Syarkawi menambahkan, hilangnya posisi tawar mitra pengemudi akibat cuma ada satu pemain dominan di pasar sudah terjadi di Singapura dan Filipina, saat Uber hengkang dari Asia Tenggara.
“Buktinya, komisi pengawas persaingan usaha kedua negara menjatuhkan sanksi kepada pemain yang mengakuisisi Uber,” tegas dia.
Buktinya, sambung Syarkawi, KPPU Singapura atau Competition and Consumer Commission of Singapore (CCCS) menerima komplain dari mitra pengemudi Grab tentang kenaikan tingkat komisi yang diambil oleh aplikator dari penghasilan driver.
Menurut CCCS, Grab juga sempat mengurangi jumlah poin insentif yang didapatkan driver (lewat program GrabRewards Scheme) di bulan Juli 2018, dan meningkatkan syarat performa driver untuk mendapatkan poin tersebut.

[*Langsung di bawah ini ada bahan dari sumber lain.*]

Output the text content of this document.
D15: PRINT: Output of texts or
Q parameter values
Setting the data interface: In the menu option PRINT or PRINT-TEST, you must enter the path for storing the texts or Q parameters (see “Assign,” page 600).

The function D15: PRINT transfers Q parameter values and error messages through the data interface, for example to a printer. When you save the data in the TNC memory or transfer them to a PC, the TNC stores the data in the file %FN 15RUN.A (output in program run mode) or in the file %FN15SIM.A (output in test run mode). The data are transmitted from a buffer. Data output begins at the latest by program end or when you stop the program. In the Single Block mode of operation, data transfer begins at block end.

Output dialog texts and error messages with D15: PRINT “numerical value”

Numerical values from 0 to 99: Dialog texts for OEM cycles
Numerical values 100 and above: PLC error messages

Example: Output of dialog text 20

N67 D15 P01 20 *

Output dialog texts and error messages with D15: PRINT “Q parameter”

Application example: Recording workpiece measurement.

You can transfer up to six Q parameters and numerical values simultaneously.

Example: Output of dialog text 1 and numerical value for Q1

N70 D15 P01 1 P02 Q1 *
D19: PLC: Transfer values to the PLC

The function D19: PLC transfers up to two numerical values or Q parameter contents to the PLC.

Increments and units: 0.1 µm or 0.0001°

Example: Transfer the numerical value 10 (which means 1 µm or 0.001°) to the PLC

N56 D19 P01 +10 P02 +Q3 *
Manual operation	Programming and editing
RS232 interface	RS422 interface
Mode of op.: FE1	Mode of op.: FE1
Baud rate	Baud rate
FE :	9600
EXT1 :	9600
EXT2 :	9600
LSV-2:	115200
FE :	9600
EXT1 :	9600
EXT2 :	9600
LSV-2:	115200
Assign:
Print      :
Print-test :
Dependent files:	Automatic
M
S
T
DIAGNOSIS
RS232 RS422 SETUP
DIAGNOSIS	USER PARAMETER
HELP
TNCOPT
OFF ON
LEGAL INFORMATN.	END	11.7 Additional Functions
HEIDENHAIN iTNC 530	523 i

Setelah monopoli, Grab juga ditemukan telah memberlakukan kewajiban esklusifitas (exclusivity obligations) kepada perusahaan
taksi, perusahaan sewa mobil dan mitra drivernya.
Temuan-temuan oleh CCCS ini berakhir pada denda lebih dari Rp 140 miliar yang harus dibayarkan oleh Grab.
Sedangkan di Filipiha, Philippine Competition Commission (PCC) juga menemukan sejak Grab menjadi pemain dominan di Filipina, perusahaan tersebut gagal menjaga persaingan sehat pada harga, promosi pelanggan, insentif driver, dan kualitas layanan,
sehingga berakhir pada denda dari KPPU Filipina (PCC) sebesar Rp 4 miliar .
Di Indonesia, Syarkawi mengaku pembuktian adanya persaingan tidak sehat atau praktek predatory pricing oleh pihak berwenang dalam hal ini Komisi Pengawas Persaingan Usaha (KPPU) membutuhkan waktu lama.
Baca: Kemenhub Sebut Tarif Diskon Ojek Online Berpotensi Predatory Pricing Bukan Marketing
Meski begitu, dia menilai pemerintah bisa melakukan upaya mencegah adanya praktek predatory pricing dan menjaga persaingan usaha di industri ekonomi digital tetap sehat dengan belajar dari praktek yang sudah terjadi di negara tetangga dan di Industri lain di tanah air.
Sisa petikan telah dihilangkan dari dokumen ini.